Primary proof – real fleet, real numbers

A 65‑vehicle fleet cut fuel costs by ₱1.2 million in 60 days

In March 2026 we provided our Professional Toolkit (regularly $790) at no cost to a Philippine distribution fleet. The fleet management team implemented the system entirely on their own. Within two months, their monthly fuel spend fell from ₱7.02 M to ₱6.42 M – an average reduction of 8.5% across 65 trucks.

The results were not theoretical. They came from a combination of the kick‑off script, daily tracking sheets, the Fleet EcoChampion challenge, and manager follow‑up. Total fuel cost avoided over the two‑month period: ₱1,200,000 (~$19,592 USD).

📆 Month 1 (Days 1‑30)

  • Baseline fuel economy: 3.0 km/L
  • Achieved: 3.21 km/L (+7.0%)
  • Liters saved: 5,000
  • Cost saved: ₱450,000 (~$7,347)

📆 Month 2 (Days 31‑60)

  • Baseline fuel economy: 3.0 km/L
  • Achieved: 3.36 km/L (+12.0%)
  • Liters saved: 8,330
  • Cost saved: ₱750,000 (~$12,245)

📊 Two‑month total: ₱1,200,000 saved (≈$19,592 USD) — average reduction 8.5%

The toolkit delivered results without any modifications to vehicles or telematics.

“I didn't think a free toolkit could do much, but we launched in three days. Our fuel bill dropped by over ₱1.2 M in two months – pure savings.”

— Ramon C., FAC Fleet Operations, Davao distribution fleet

Published evidence behind the methods

The 20 Percent Fuel framework also aligns with published fleet case studies from around the world.
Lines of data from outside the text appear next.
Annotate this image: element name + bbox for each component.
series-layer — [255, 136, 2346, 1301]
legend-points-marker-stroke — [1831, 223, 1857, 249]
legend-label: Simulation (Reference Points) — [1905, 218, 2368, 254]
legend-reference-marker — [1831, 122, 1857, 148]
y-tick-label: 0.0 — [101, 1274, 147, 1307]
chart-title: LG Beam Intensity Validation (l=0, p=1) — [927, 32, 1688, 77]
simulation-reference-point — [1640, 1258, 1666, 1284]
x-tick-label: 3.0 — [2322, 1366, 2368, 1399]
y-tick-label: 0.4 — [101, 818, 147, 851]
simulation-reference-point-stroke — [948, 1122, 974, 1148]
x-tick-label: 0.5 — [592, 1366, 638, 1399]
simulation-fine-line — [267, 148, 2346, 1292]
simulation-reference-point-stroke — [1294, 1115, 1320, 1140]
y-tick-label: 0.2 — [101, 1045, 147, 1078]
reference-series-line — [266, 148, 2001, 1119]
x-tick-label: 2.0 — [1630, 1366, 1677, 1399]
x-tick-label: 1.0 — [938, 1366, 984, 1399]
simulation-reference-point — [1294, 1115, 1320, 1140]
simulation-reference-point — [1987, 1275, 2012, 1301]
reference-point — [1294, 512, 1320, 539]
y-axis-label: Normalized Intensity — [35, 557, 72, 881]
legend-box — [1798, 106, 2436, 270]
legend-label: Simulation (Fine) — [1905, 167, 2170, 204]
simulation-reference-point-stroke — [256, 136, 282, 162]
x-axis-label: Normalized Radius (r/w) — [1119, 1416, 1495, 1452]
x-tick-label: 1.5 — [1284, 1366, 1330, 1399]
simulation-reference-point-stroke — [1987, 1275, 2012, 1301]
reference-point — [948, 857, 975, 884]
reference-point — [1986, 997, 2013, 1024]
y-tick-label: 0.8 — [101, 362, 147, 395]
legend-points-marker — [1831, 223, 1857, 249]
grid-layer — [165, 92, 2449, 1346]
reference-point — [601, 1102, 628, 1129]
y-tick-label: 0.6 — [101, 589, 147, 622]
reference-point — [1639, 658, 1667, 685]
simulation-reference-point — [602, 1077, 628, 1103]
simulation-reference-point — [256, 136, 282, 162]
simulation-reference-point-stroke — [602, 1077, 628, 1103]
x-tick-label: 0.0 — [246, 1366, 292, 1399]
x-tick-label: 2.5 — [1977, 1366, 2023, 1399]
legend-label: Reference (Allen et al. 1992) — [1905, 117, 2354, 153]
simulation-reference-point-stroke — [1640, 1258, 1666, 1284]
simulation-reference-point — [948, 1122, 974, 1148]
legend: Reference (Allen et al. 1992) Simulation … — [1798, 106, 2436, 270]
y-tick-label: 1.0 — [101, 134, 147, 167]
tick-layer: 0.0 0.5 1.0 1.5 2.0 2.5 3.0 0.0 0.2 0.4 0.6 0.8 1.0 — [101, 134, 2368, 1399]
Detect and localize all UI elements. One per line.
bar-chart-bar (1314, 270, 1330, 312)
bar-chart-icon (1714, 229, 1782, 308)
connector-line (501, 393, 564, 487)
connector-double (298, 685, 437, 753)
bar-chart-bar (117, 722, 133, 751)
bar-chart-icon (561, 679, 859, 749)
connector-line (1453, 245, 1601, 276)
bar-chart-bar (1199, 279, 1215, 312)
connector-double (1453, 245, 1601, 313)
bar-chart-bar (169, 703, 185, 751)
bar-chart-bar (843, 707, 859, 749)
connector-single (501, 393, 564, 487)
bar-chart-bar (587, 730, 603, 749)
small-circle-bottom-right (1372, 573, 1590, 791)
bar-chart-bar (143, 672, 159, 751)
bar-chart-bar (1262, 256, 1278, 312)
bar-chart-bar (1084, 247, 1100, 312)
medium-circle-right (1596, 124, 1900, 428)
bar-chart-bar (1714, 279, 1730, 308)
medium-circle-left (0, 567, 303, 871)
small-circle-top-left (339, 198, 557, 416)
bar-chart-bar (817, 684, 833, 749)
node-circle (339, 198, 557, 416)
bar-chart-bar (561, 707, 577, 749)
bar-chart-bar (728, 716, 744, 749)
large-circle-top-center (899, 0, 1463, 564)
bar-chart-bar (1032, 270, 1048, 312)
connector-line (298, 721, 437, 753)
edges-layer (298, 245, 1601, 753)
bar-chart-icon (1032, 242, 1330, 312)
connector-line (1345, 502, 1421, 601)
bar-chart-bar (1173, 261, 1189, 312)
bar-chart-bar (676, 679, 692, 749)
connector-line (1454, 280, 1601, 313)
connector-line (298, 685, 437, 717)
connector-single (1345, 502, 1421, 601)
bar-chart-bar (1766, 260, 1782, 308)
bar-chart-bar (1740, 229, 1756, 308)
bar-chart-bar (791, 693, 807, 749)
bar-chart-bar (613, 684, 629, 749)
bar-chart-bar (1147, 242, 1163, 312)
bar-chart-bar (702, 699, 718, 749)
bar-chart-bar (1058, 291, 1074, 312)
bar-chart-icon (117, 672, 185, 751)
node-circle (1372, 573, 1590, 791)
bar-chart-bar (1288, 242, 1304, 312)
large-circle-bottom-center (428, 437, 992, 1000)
These examples show that structured eco‑driving programs, when combined with manager follow‑up, consistently produce measurable fuel savings.

Public Service Company of New Mexico (US)

The U.S. Department of Energy’s Alternative Fuels Data Center says PNM’s system, used to monitor fleet performance, track driver behaviour, and inform driver training, improved the fleet’s average fuel economy by 15%. The same case study says PNM had about 700 vehicles traveling 5 million miles annually.

US DOT / FMCSA heavy‑truck evidence
A U.S. Federal Motor Carrier Safety Administration brief says driver behaviour is the largest single contributor to fuel efficiency, and that there can be as much as a 35% difference in fuel consumption between a good driver and a poor driver. The study involved a 10‑month field evaluation in 46 Class 8 trucks, combined with staged driver interventions like feedback, coaching, and rewards.

Seattle government fleet (US)

A government‑fleet report highlighted by NREL points to the City of Seattle case, where Philip Saunders said telematics integration helped save $2 million in fuel.

U.S. Department of Energy
The U.S. Department of Energy says driver incentives and training, combined with broader fuel‑management strategies, can reduce fleet fuel spending. Separately, a U.S. DOT research summary on eco‑driving says evidence from Europe, Asia, and North America suggests truck eco‑driving programs can save fuel in the 5% to 15% range.

International cases

This approach has also delivered results outside the U.S. In Ireland, a government‑backed fleet pilot covering 12 companies, 326 vehicles, and 371 drivers reported an 11% reduction in energy consumption after combining telematics with eco‑driving training and ongoing measurement.

Tesco.com fleet (UK)
A UK government evidence review reported that Tesco.com achieved about 12% fuel savings after introducing telematics with eco‑driving training across a fleet of around 2,200 vans covering roughly 60 million miles per year.

FORS Gold case studies — UK fleets
A FORS document reviewing 138 Gold case studies reported an average 14% improvement in mpg among fleets that submitted fuel‑use results.

How this supports 20 Percent Fuel

These published fleet results are not claims about the 20 Percent Fuel product itself. They are evidence that the core methods behind the framework work in real commercial fleets. 20 Percent Fuel was designed to turn those proven principles into a simpler, manager‑friendly implementation system for fleets that want to pursue fuel savings in the 10–20% range without building the process from scratch.

Results vary by fleet size, vehicle type, routes, traffic conditions, driver habits, and implementation quality.